Improv with a Hairy Twist: Gorilla Theatre
On a recent trip to Melbourne I had the opportunity to see a show by Impro Melbourne, the self-described “Premier Improvised Theatre Company” of Victoria, who run weekly shows and a whole plethora of workshops for all skill levels. I happened to arrive in Melbourne for the first in their month long series of “Gorilla Theatre” shows: an advanced form of improv created by the grandfather of improvisational entertainment, Keith Johnstone. What I witnessed were six exceptionally talented performers pushing the emotional and structural boundaries of improv, while simultaneously shoving their fellow castmates out of their comfort zones with cheeky glee. Oh, and there was a man in a Gorilla Suit. It was a wild night.

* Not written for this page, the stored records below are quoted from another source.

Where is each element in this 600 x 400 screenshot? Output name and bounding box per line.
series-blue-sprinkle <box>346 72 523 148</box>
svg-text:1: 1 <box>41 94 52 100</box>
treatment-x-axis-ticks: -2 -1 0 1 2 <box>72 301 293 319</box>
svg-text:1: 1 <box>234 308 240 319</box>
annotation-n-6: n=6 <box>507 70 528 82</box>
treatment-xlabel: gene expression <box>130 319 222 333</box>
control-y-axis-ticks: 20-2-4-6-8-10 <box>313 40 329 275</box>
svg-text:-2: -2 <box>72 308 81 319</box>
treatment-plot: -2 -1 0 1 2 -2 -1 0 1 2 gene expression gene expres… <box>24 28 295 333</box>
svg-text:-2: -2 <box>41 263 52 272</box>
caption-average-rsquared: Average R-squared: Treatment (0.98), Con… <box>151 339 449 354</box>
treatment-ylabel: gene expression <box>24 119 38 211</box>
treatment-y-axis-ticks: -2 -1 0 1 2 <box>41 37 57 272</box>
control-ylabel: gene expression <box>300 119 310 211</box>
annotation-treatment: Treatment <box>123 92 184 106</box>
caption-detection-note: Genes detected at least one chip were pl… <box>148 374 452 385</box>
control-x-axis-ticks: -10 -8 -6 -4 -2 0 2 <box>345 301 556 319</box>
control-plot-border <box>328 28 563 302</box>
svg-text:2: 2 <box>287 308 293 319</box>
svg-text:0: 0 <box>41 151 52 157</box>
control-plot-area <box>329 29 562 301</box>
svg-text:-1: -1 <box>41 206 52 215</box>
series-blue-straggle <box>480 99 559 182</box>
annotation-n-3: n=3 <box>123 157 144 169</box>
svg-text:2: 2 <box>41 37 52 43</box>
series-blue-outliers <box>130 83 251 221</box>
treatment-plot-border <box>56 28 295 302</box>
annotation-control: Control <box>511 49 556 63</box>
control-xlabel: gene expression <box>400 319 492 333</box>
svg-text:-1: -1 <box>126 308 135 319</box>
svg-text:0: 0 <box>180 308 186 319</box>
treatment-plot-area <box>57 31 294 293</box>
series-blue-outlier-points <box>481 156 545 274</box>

In Gorilla Theatre, the performers take turns to direct a scene; they get to choose their cast and provide them with some basic suggestions with which to begin the scene (eg. Character, Setting, Genre). As the scene progresses, the director may step in at any time to change the flow of the scene; secrets may be revealed, the genre of the scene may change, the director may even provide lines directly to the performers to create a new conflict or twist. When the scene ends, the director is dragged to centre stage and is left to the mercy of the audience. Any audience member who disliked the scene or thought the director didn’t fulfil their duties effectively are encouraged to yell out “forfeit”; any audience member who liked the scene is encouraged to yell out “banana”. A majority forfeit results in the director having to enact something embarrassing, whether that be apologising to the entire audience, or singing a song about how awful they are. I was lucky enough to asked by one of the forfeiting directors to call them and leave a voicemail on their phone reminding them of their failure. A majority banana results in that director receiving a point. The director with the most points at the end of the night wins. Why is a point called a banana? And what does the winning director receive for their triumph? This is where the Gorilla comes in…
One of the cast members is dressed as a Gorilla. They can be used in any scene, but they will not speak, and will not necessarily follow all instructions given to them. They are in control of handing out all points and punishments. When it was first explained to me, I thought the presence of a Gorilla was the most idiotic and gimmicky thing I had ever heard. Having now witnessed it, I can confirm that it works so much better than you could ever expect. The Gorilla will steal every scene they are put in, and eventually, the hearts of the audience. I have been converted to the Cult of the Gorilla. Why is a point called a banana? Because the points come in the form of a literal banana, which is handed to the successful director by the Gorilla. What does the winning director receive for their triumph? They get the great honour of taking the Gorilla home with them, who must live with them until the next show.
Impro Melbourne were funny, there is no denying that. Even during the few scenes that fell apart they could draw laughs from the audience, often by rebelling against or intentionally misinterpreting the requests of their director. What was fascinating was watching short-form improv used to create sincerely heartfelt or upsetting moments. The climactic scene of the show was a conversation between two women: one a professional on her lunch break, the other homeless. Before the scene, the director pulled aside the performer playing the professional and secretly told them that the homeless woman had previously been a nurse who saved the life of the professional when she was a child. The other performer discovered these facts alongside the audience, and in response improvised a backstory about how she eventually quit nursing due to her inability to save any of the children that came through her hospital. This was all to the director’s plan. Then, in an amazing example of making and accepting an offer, the homeless lady made an offhand joke about how not a single child survived, not even the professional woman she was speaking to. The director could have stepped in and pulled the narrative back to her desired path, but she stayed silent, and allowed the other performer to accept this bizarre offer. What started as a scene about a grown woman thanking a homeless woman who once saved her, turned into a scene about the spirit of a child thanking the homeless woman who once attempted to save her. In a heartbreaking final image, the homeless woman takes the hand of the dead woman, and allows the spirit to usher her away to the afterlife, having promised to make the pain go away. This scene was darkly funny and upsetting, touching upon several human fears and desires, and played out in less than five minutes.
Short-form improvisation has permeated the popular consciousness through television adaptations such as Whose Line Is It Anyway and Thank God You’re Here. These shows have set an expectation for what Improv looks like, and we as an audience are generally satisfied when we see talented performers meeting these expectations. Impro Melbourne reminded me what is possible when we are willing to eschew the standard structure. Improv should always be silly and funny, but there is no reason why it can’t also be sincere, heartfelt and unbelievably cheeky.